Generally, the results of the study indicate that the use of education based on the nursing process has a positive effect on the self-care knowledge and performance of elderly patients with intestinal stoma and can be used as a model for nursing interventions in caring for patients. Therefore, it is suggested that education based on the nursing process has been considered in clinical and educational environments, and the relevant authorities should provide the necessary resources and facilities for nurses to use them.

The main limitation of the present study is that it was conducted on elderly patients of one medical center of Guilan University of Medical Sciences, which may not be representative of all older adults, and therefore, its results cannot be generalized to all older adults. It is suggested that future studies be conducted on participants from other regions and countries with cultural diversity and their results be compared with the findings of the present study.

Data Availability

The data set generated in this study is available upon reasonable request from the corresponding author.

Ethical Approval

This research was approved by the ethics committee of Guilan University of Medical Sciences (ethics ID IR.GUMS.REC.1398.301) in Iran. The study was performed in accordance with the ethical standards as laid down in the Declaration of Helsinki and its later amendments or comparable ethical standards.

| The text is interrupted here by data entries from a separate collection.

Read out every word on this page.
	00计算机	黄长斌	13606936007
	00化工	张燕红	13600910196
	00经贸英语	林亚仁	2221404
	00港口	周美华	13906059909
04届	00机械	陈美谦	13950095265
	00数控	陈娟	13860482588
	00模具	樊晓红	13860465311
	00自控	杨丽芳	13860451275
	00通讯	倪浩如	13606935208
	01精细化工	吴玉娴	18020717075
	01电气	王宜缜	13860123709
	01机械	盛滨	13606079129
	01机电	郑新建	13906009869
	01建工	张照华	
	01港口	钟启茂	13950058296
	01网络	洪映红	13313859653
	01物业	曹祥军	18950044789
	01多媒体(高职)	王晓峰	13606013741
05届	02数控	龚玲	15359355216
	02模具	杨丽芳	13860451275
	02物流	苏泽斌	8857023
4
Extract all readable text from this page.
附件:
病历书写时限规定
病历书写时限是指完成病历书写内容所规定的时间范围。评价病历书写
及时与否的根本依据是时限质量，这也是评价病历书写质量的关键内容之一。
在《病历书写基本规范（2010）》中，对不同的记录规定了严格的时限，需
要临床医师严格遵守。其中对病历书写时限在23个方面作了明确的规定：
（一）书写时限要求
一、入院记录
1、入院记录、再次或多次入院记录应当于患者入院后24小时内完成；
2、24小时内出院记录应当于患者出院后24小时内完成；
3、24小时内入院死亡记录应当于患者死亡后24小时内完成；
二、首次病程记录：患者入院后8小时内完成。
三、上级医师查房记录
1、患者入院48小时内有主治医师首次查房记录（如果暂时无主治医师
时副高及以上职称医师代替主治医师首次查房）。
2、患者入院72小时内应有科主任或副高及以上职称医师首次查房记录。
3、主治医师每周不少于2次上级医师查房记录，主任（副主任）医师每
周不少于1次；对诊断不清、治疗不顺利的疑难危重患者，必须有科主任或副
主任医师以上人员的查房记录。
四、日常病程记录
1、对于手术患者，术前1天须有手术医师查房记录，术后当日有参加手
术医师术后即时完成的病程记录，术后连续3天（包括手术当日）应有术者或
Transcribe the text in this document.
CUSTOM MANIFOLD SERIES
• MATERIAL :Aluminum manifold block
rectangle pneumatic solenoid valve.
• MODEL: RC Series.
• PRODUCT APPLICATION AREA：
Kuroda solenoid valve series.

Written informed consent was voluntarily obtained from all participants included in the study.

Conflicts of Interest

The authors declare that they have no conflicts of interest associated with this manuscript.

Authors’ Contributions

RM is the first researcher who wrote the study proposal, collected the data, and analyzed the data. AD is the corresponding author and supervised the research work and was a major contributor to writing the manuscript. She designed the study, conducted data collection and analysis, and supervised the research work. RMG was involved in the study design and interpretation of the data and review of the report. EK was involved in the study design, analysis and interpretation of the data, and statistical advice. All authors have read and approved the manuscript.

Acknowledgments

The authors wish to sincerely thank all patients who participated in the study.